Lina Maria Mannheimer • Director of Mating
“It’s not a film about an experiment, but an experiment that became a film”
by Jan Lumholdt
- Focusing in on “digital natives” and their methods of human interaction, Lina Maria Mannheimer’s Mating presents an anthropological collage, largely created by her filmed subjects themselves
In The Ceremony, as well as its short “prequel”, The Contract, director Lina Maria Mannheimer explored the world of octogenarian BDSM connoisseur Catherine Robbe-Grillet, whose decadently sophisticated universe could put any shade of grey to shame, with red cheeks to match. In Mannheimer’s new documentary, Mating [+see also:
interview: Lina Maria Mannheimer
film profile], which opened at the Göteborg Film Festival, the director explores a very different part of the game, as she follows two young people through the virtual and sometimes literal jungle of the endless and boundless platforms of social media.
Cineuropa: You set out to document a phenomenon of our times. What were your working methods?
Lina Maria Mannheimer: I would interview my two subjects once a week via Skype, and they would film themselves. We started in January 2017 and finished in January 2018. The shortest interview was 40 minutes long, and the longest one was four-and-a-half hours, so we would get a few hours per week, in all 200 hours. I knew most of their whereabouts, and then I gave them different assignments to challenge themselves with as we went along. Then I asked them for their logs from different social-media platforms. So if something interesting seemed to have happened the previous weekend, I could closely monitor the events and then reconstruct them, as verbatim as possible. But there are some real-time interactions as well from time to time. And the content is true.
Naomi and Edvin get in touch, they meet and they fall for each other, but not necessarily at the same time. Was this all out of your hands?
I was no matchmaker, and they had a rocky ride. And I had no idea that they would meet so soon, or at all, even. I wanted two different individuals whose interactions I would follow when they ventured into this infinite and ultra-liberal world of possibilities offered by the digital platforms. And I wanted digital natives, people born straight into a world of broadband digital media. I wanted to discuss topics like relationships, friendship, love, sexuality, ideas on building a family and so on. And I would give up a lot of control, as my subjects would do most of the work, including filming all the material, which was never mine to work with until they uploaded it to my server. I mean, they could easily have “misplaced” something along the way… At the same time, I got to “meet” them every week, regardless of where they were, or if they were sick in bed or whatever, and hand them their assignments. In this respect, I got a very solid consistency.

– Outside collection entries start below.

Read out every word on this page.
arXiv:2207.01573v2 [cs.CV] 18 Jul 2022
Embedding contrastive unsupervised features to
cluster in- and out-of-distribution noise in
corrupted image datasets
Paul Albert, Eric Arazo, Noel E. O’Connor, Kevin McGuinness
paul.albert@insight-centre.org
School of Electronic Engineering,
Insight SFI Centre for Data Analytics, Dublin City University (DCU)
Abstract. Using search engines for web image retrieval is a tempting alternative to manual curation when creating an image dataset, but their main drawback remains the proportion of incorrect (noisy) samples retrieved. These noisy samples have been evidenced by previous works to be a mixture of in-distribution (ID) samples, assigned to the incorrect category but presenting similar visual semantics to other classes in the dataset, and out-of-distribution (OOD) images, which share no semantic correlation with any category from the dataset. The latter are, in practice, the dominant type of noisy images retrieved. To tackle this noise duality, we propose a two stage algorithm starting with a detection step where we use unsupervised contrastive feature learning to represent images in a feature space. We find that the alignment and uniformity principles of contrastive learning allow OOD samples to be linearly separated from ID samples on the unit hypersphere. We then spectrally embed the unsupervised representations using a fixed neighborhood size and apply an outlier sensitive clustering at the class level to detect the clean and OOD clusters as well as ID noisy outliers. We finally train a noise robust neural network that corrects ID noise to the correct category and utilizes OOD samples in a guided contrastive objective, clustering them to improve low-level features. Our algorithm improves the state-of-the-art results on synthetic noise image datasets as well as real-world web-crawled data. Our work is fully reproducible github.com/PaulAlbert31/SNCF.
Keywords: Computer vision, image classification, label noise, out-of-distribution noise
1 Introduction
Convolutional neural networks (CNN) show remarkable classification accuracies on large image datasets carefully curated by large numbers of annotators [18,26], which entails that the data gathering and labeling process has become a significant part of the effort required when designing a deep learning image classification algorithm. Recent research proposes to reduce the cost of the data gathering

So what kind of film did it become in the end?
An anthropological fiction collage, focusing on two seemingly ordinary twenty-somethings as they use these modern technologies during one year, with the question “What happens?” That’s my movie. It’s not a film about an experiment, but an experiment that became a film.
Is there any relationship between your previous film, The Ceremony, and Mating?
There are many links, I think, but I can’t articulate them to you at this point. At least it was easier to pitch. Last time, I wanted to make a film about a woman in her eighties who staged very sophisticated sadomasochistic ceremonies. Some backers were understandably taken aback. This time around, I presented an idea about two kids in the dating game. The response I got was, “Of course we should do this. I want to know what they’re up to; these could be my own kids.” And the “kids” themselves, I sensed, felt that they were contributing to a greater cause. This is their life, with all the challenges that go with it. I think they have been very, very brave.